The Business Council opposes this bill, which amends the public service law to prohibit building owners from discriminating against telephone companies wishing to provide service to tenants in multi-tenant properties. This would end exclusive marketing agreements between service providers and the building owners.
Under an exclusive marketing agreement, the cable provider obtains the exclusive right to market video service in an apartment building. Typically, the cable provider provides marketing materials in the leasing office or installs signage in the common areas of the buildings. In return, the cable provider typically provides the building owner with compensation. A service provider faces significant costs associated with wiring apartment buildings and providing video service. Agreements between building owners and video providers to secure marketing rights helps service providers reduce the risk associated with these investments. This reduced risk makes it more likely that the video provider will invest in new wiring and provide additional benefits to the building tenants.
Exclusive marketing agreements do not prevent competitors from serving residents in an apartment building and do not prevent consumers from opting to buy service from a competing provider. Other video service providers can and do reach residents through direct mailings and other forms of mass market advertising, the same type of advertising that they use to reach non-apartment dwelling residents. Exclusive marketing, unlike provisions granting the cable incumbents exclusive physical access, do not deny competitors physical access to consumers and are fundamentally different from the kinds of agreements that have been found by the FCC to harm competition.

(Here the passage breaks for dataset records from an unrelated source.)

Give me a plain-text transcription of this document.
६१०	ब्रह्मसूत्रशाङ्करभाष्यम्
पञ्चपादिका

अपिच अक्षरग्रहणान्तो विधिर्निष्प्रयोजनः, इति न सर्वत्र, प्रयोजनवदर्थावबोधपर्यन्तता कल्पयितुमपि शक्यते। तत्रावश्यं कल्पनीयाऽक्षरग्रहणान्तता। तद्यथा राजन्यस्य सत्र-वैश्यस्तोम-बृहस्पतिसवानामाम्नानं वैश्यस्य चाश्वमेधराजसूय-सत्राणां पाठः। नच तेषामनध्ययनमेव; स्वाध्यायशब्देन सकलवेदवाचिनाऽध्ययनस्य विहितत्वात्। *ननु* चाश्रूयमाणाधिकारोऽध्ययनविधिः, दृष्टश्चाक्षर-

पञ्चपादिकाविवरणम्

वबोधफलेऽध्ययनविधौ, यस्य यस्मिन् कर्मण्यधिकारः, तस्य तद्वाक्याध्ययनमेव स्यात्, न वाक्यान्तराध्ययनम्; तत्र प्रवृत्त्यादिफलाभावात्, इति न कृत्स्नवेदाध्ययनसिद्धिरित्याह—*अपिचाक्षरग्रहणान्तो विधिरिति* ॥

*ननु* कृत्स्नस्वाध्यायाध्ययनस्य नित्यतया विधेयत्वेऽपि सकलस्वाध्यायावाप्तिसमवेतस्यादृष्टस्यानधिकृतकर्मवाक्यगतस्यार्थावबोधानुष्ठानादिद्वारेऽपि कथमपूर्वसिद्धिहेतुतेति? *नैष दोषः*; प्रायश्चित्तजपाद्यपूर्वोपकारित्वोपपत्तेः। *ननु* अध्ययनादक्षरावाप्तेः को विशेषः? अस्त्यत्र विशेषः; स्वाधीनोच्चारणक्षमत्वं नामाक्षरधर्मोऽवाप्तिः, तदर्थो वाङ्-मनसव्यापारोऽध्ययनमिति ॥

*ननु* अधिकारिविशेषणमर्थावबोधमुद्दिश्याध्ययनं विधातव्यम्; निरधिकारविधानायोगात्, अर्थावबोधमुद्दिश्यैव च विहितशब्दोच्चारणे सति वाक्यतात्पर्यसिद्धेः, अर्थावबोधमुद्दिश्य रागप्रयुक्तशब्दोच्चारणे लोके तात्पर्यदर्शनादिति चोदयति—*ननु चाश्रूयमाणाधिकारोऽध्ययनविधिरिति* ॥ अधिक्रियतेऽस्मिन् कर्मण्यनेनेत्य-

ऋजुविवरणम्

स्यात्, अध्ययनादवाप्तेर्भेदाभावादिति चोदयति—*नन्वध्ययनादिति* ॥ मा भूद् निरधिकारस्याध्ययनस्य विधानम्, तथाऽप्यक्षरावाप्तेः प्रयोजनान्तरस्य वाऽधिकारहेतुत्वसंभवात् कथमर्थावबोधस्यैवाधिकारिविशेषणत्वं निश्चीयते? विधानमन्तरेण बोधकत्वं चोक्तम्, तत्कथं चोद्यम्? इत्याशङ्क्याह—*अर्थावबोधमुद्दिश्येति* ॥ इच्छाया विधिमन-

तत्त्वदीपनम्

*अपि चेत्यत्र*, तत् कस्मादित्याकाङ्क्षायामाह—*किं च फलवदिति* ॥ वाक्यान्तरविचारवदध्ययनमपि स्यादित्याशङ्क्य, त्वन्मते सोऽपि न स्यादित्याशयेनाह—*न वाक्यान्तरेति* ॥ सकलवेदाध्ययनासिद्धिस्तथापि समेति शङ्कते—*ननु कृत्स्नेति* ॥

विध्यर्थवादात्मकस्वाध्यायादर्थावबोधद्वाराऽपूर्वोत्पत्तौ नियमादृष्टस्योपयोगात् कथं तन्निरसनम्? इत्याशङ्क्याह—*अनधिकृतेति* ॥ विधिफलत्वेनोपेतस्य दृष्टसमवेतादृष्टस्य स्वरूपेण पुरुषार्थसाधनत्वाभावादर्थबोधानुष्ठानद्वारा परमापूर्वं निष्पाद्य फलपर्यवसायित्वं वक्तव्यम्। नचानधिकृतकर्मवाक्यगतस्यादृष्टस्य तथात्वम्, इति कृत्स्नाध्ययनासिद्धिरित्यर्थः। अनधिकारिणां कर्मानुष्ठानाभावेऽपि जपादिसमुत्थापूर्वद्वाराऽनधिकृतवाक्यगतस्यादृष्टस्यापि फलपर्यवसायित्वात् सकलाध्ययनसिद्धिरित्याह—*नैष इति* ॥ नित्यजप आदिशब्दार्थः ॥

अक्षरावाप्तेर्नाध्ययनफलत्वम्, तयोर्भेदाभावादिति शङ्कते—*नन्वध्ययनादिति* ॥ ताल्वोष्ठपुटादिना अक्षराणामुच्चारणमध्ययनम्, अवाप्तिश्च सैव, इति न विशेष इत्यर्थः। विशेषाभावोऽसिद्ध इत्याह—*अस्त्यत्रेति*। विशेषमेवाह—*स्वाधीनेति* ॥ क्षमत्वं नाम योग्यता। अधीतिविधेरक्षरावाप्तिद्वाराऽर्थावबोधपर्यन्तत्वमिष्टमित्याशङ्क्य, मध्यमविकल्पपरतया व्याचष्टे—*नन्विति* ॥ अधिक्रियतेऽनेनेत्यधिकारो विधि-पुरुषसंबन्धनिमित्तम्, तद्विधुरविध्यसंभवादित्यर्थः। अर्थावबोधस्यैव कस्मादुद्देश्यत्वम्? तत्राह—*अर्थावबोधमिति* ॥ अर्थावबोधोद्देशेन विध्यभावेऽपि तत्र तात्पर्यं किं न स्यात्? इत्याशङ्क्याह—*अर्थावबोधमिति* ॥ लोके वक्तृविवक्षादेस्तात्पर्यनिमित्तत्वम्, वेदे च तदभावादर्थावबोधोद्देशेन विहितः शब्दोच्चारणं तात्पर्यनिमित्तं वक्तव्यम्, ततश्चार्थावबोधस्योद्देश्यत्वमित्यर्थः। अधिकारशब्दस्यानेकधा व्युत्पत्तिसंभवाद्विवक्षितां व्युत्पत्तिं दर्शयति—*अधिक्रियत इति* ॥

Exclusive marketing agreements provide apartment residents with targeted information about a given provider, enhancing the quality of the information provided. The ability to provide such information aids competitive new entrants in overcoming the advantages of cable incumbency. Furthermore, video service providers may provide building owners and residents with special services and other benefits in exchange for these marketing advantages, including discounted services, demonstration accounts, discounted sign up fees and other benefits.
The Business Council believes that this legislation harms competition. The FCC has recognized the difference between exclusive access agreements and exclusive marketing agreements, and has stated that exclusive marketing arrangements do not “restrict citizens' ability to exercise their freedom to choose a cable provider to the same degree as an exclusive access provision that denies competitors physical access to a property.”
For these reasons, the Business Council opposes adoption of A2498-A.